At flame-out, I do have to move the BK up to the middle shelf to use the CFC, but it is an easy lift and the simplicity/economy of a gravity setup makes it well worth it. If I was doing larger than 5 gallon batches, I would use a pump but then that defeats the purpose of a "tree" design where gravity works for you.
Sparge ring is removable, bent to fit snugly into one of the cooler handles and to be out of the way when not in use. I like that it is easy to quickly hose off and put away when done being used. I get a very gentle sprinkle from the 24 holes drilled in its bottom. Love the ring and its simplicity.
Update 12/09: I have used this thing now for about two dozen batches.
1. small footprint. Fully self contained. No hauling stuff out to get set up. Just roll out of the corner, uncoil/hook up the garden hose, run CFC drain hose out to the driveway, turn on gas, hit ignitor and go. Setup takes one minute. Cleanup takes two minutes.
2. onboard wash/fill hose. Could not live without it.
3. Super easy cleanup. No pumps, hoses, fittings, connectors etc. Just push-on barbed tubing that can be tossed in the sanitizer bucket. Rinsing BK and MLT is simple, just pull off tube, dump in trash, spray out on lawn, put back. No tools and no monkeying around with fancy-pants fittings.
4. Plenty of power for heating up HLT/BK.
5. Large, wide BK makes boil-overs a thing of the past.
6. Storage shelf.
7. Fly sparging is bonehead-easy, can be done mostly unattended.
8. Huge diameter, 24" long SS braid in the MLT works wonderfully. What is a stuck mash? Cannot imagine it with this setup. Very good extraction.

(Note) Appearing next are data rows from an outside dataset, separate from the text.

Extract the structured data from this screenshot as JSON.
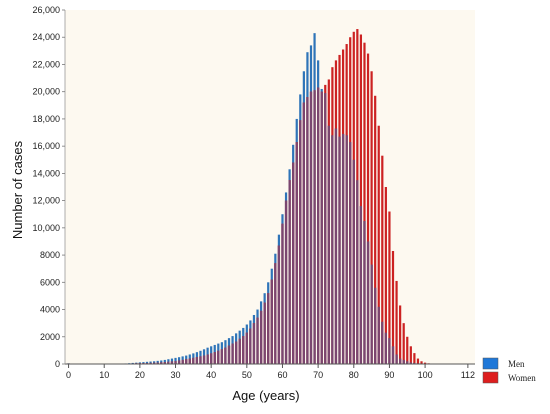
{
  "chart_data": {
    "type": "bar",
    "title": "",
    "xlabel": "Age (years)",
    "ylabel": "Number of cases",
    "xlim": [
      -1,
      114
    ],
    "ylim": [
      0,
      26000
    ],
    "x_ticks": [
      0,
      10,
      20,
      30,
      40,
      50,
      60,
      70,
      80,
      90,
      100,
      112
    ],
    "y_ticks": [
      "0",
      "2000",
      "4000",
      "6000",
      "8000",
      "10,000",
      "12,000",
      "14,000",
      "16,000",
      "18,000",
      "20,000",
      "22,000",
      "24,000",
      "26,000"
    ],
    "grid": false,
    "legend_position": "bottom-right",
    "background_color": "#fdf9f0",
    "overlap_color": "#7a4670",
    "x": [
      0,
      1,
      2,
      3,
      4,
      5,
      6,
      7,
      8,
      9,
      10,
      11,
      12,
      13,
      14,
      15,
      16,
      17,
      18,
      19,
      20,
      21,
      22,
      23,
      24,
      25,
      26,
      27,
      28,
      29,
      30,
      31,
      32,
      33,
      34,
      35,
      36,
      37,
      38,
      39,
      40,
      41,
      42,
      43,
      44,
      45,
      46,
      47,
      48,
      49,
      50,
      51,
      52,
      53,
      54,
      55,
      56,
      57,
      58,
      59,
      60,
      61,
      62,
      63,
      64,
      65,
      66,
      67,
      68,
      69,
      70,
      71,
      72,
      73,
      74,
      75,
      76,
      77,
      78,
      79,
      80,
      81,
      82,
      83,
      84,
      85,
      86,
      87,
      88,
      89,
      90,
      91,
      92,
      93,
      94,
      95,
      96,
      97,
      98,
      99,
      100,
      101,
      102,
      103,
      104,
      105,
      106,
      107,
      108,
      109,
      110,
      111,
      112
    ],
    "series": [
      {
        "name": "Men",
        "color": "#2e74b8",
        "values": [
          50,
          20,
          15,
          10,
          10,
          10,
          10,
          10,
          10,
          15,
          15,
          15,
          20,
          20,
          25,
          30,
          40,
          60,
          80,
          100,
          120,
          140,
          160,
          180,
          200,
          230,
          260,
          300,
          350,
          400,
          450,
          500,
          560,
          620,
          700,
          780,
          870,
          970,
          1080,
          1200,
          1300,
          1400,
          1500,
          1600,
          1750,
          1900,
          2050,
          2250,
          2450,
          2650,
          2900,
          3200,
          3600,
          4000,
          4600,
          5200,
          6000,
          7000,
          8100,
          9500,
          11000,
          12600,
          14300,
          16100,
          18000,
          19800,
          21500,
          22900,
          23400,
          24300,
          22300,
          20200,
          19900,
          17500,
          16800,
          17300,
          16700,
          16900,
          16800,
          16300,
          15000,
          13500,
          11600,
          10500,
          9000,
          7300,
          5600,
          4200,
          3100,
          2300,
          1900,
          1300,
          700,
          400,
          300,
          200,
          120,
          80,
          50,
          30,
          20,
          15,
          10,
          5,
          5,
          0,
          0,
          0,
          0,
          0,
          0,
          0,
          0
        ]
      },
      {
        "name": "Women",
        "color": "#cc2222",
        "values": [
          40,
          15,
          10,
          10,
          5,
          5,
          5,
          5,
          5,
          10,
          10,
          10,
          10,
          15,
          15,
          20,
          25,
          30,
          40,
          50,
          55,
          60,
          70,
          80,
          90,
          100,
          120,
          140,
          160,
          190,
          220,
          260,
          300,
          350,
          400,
          450,
          500,
          560,
          620,
          700,
          780,
          870,
          970,
          1080,
          1200,
          1350,
          1500,
          1650,
          1850,
          2050,
          2300,
          2600,
          3000,
          3400,
          3900,
          4500,
          5200,
          6200,
          7400,
          8700,
          10300,
          12000,
          13500,
          14800,
          16300,
          17900,
          19200,
          19600,
          20000,
          20100,
          20300,
          20000,
          20500,
          20900,
          21800,
          22300,
          22700,
          23100,
          23500,
          24000,
          24400,
          24600,
          24200,
          23600,
          22800,
          21500,
          19700,
          17500,
          15300,
          13000,
          11200,
          8300,
          6100,
          4300,
          3000,
          2000,
          1300,
          800,
          400,
          200,
          100,
          50,
          30,
          20,
          10,
          5,
          0,
          0,
          0,
          0,
          0,
          0,
          0
        ]
      }
    ]
  },
  "legend": {
    "items": [
      {
        "label": "Men",
        "color": "#1f78d8"
      },
      {
        "label": "Women",
        "color": "#dd1e1e"
      }
    ]
  }
}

9. Head deflector/wind shields allow for use of very little gas to maintain a boil. Cheap too.
No automation. Mash temp control requires experimentation and experience using the rig. Cannot raise mash temp, but easy to lower it using a quick blast of cold water so I usually shoot a few degrees high, wait 5 min to see where it looks like it is going to stabilize, and then dropping the temp a bit with cold water if necessary. Also requires preheating the MLT which to me seems like a waste of propane.
I used a couple gate valves on the water supply to save money. They suck. Ball valves are better. Maybe I will change them someday.